News Corp previously blamed hackers linked to China for the cyber attack, with the intention of gathering intelligence to benefit China’s interests.
In February 2022, News Corp, the giant media and publishing company, disclosed a data breach revealing that its journalists had been targeted in a software supply chain attack.
Now, the company has shared additional information stating that the breach actually occurred in February 2020, meaning hackers sat on its network for two years without being noticed. The cybersecurity firm to assist News Corp at that time was Google-owned Mandiant.
In a breach notification, the company said that the threat actors behind the breach accessed its email and document storage system, used by multiple News Corp businesses. Personal and health information of affected employees was accessed, but the company stated that it does not appear that the activity was focused on exploiting personal information.

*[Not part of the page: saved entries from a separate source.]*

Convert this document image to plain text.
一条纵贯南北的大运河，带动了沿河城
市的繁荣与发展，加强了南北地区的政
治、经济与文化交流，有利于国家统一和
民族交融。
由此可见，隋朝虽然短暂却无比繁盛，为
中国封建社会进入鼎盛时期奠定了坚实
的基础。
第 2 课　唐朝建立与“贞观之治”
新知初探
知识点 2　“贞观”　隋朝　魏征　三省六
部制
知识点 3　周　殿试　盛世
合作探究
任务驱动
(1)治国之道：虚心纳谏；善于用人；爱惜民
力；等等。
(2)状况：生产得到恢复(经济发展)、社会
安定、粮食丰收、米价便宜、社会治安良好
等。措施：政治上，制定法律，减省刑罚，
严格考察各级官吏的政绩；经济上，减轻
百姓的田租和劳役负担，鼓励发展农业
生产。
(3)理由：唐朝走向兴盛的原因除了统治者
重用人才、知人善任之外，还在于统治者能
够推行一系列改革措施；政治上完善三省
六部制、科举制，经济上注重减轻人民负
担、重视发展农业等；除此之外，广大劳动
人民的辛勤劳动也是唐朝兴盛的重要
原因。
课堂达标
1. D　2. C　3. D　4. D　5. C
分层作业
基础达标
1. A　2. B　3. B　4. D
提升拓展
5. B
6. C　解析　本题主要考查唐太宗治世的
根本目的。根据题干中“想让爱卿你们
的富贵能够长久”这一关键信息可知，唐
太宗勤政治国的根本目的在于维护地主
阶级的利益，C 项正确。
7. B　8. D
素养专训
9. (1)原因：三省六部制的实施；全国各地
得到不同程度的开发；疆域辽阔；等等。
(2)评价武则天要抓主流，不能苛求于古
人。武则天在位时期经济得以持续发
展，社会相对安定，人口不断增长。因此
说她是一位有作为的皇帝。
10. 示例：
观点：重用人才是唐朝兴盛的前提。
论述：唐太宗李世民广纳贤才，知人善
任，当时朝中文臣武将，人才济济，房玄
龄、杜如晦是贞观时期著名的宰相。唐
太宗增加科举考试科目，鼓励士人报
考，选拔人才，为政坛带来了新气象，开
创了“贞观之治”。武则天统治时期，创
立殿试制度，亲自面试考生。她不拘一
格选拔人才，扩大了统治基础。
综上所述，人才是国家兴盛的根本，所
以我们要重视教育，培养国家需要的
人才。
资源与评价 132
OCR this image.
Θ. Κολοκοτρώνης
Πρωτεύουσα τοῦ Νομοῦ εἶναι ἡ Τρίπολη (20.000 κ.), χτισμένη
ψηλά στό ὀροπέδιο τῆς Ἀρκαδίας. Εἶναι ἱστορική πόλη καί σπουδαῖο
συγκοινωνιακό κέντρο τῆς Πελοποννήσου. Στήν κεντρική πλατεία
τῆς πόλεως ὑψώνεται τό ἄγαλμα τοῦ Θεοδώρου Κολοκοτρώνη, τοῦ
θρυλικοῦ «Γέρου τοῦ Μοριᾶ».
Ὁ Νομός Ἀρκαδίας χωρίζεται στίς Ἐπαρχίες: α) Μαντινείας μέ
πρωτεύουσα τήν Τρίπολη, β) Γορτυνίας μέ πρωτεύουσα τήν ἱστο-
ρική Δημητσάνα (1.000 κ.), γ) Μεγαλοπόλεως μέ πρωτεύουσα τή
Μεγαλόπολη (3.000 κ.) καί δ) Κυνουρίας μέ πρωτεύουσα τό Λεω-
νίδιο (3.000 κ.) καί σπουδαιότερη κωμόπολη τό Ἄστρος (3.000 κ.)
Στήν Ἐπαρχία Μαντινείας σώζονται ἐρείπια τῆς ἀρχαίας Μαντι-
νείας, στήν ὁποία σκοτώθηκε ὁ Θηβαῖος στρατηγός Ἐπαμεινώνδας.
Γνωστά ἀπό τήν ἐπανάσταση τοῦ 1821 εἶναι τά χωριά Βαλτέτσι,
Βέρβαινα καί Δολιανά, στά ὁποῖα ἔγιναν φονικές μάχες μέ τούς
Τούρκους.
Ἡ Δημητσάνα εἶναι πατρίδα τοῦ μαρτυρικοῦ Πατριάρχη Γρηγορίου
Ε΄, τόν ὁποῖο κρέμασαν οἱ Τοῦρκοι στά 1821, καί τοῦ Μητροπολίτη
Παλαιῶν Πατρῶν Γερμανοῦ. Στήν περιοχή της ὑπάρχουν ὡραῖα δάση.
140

Based on the investigation, News Corp understands that, between February 2020 and January 2022, an unauthorized party gained access to certain business documents and emails from a limited number of its personnel’s accounts in the affected system, some of which contained personal information.
The breach impacted a number of News Corp news outlets, including The Wall Street Journal, the New York Post and its U.K. news operations. Among the personal information accessed were names, dates of birth, social security numbers, driver’s license numbers, passport numbers, financial account information and medical and health insurance information.
News Corp has previously stated that the attackers were linked to China and were likely involved in espionage activities to collect intelligence to benefit China’s interests.
In October 2022, the New York Post revealed that it had been hacked after its website and Twitter account were used to publish offensive content targeting multiple U.S. politicians. The newspaper later revealed that the incident was caused by one of its own employees who was fired after their involvement was discovered.
News Corp’s properties include a number of high-profile news outlets such as Dow Jones, FOX News, The Sun, and MarketWatch, among others. It is worth noting that in March 2019, the Dow Jones made headlines for leaking a “screening list” comprising sensitive information about terrorists, criminals, and shady businesses.
In April 2022, FOX News exposed thirteen million records online. The fifty-eight gigabytes worth of information included internal records, PII (personally identifiable information) of the company’s employees, and much more. These records remained open to public access before the company was alerted about the incident.
In a comment to Hackread.com, Julia O’Toole, CEO of MyCena Security Solutions, said that “It is astounding that News Corp has only discovered this highly important piece of information one year after the breach was first announced, and it puts employees at a much greater risk of financial fraud and identity theft.”
Julia stressed that “Given that the attackers had two years of access before they were identified, this means they most likely got away with more information than was first realised, and with no one knowing it was stolen, they wouldn’t have been on high alert for potential attacks.”
“The suspected groups behind cyber espionage campaigns will generally always use phishing to gain an initial foothold on an organisation. Knowing it provides the greatest chance of success, they will target employees with realistic phishing emails in a bid to steal their user credentials so they can access the corporate network, carry out reconnaissance, and steal data,” warned Julia.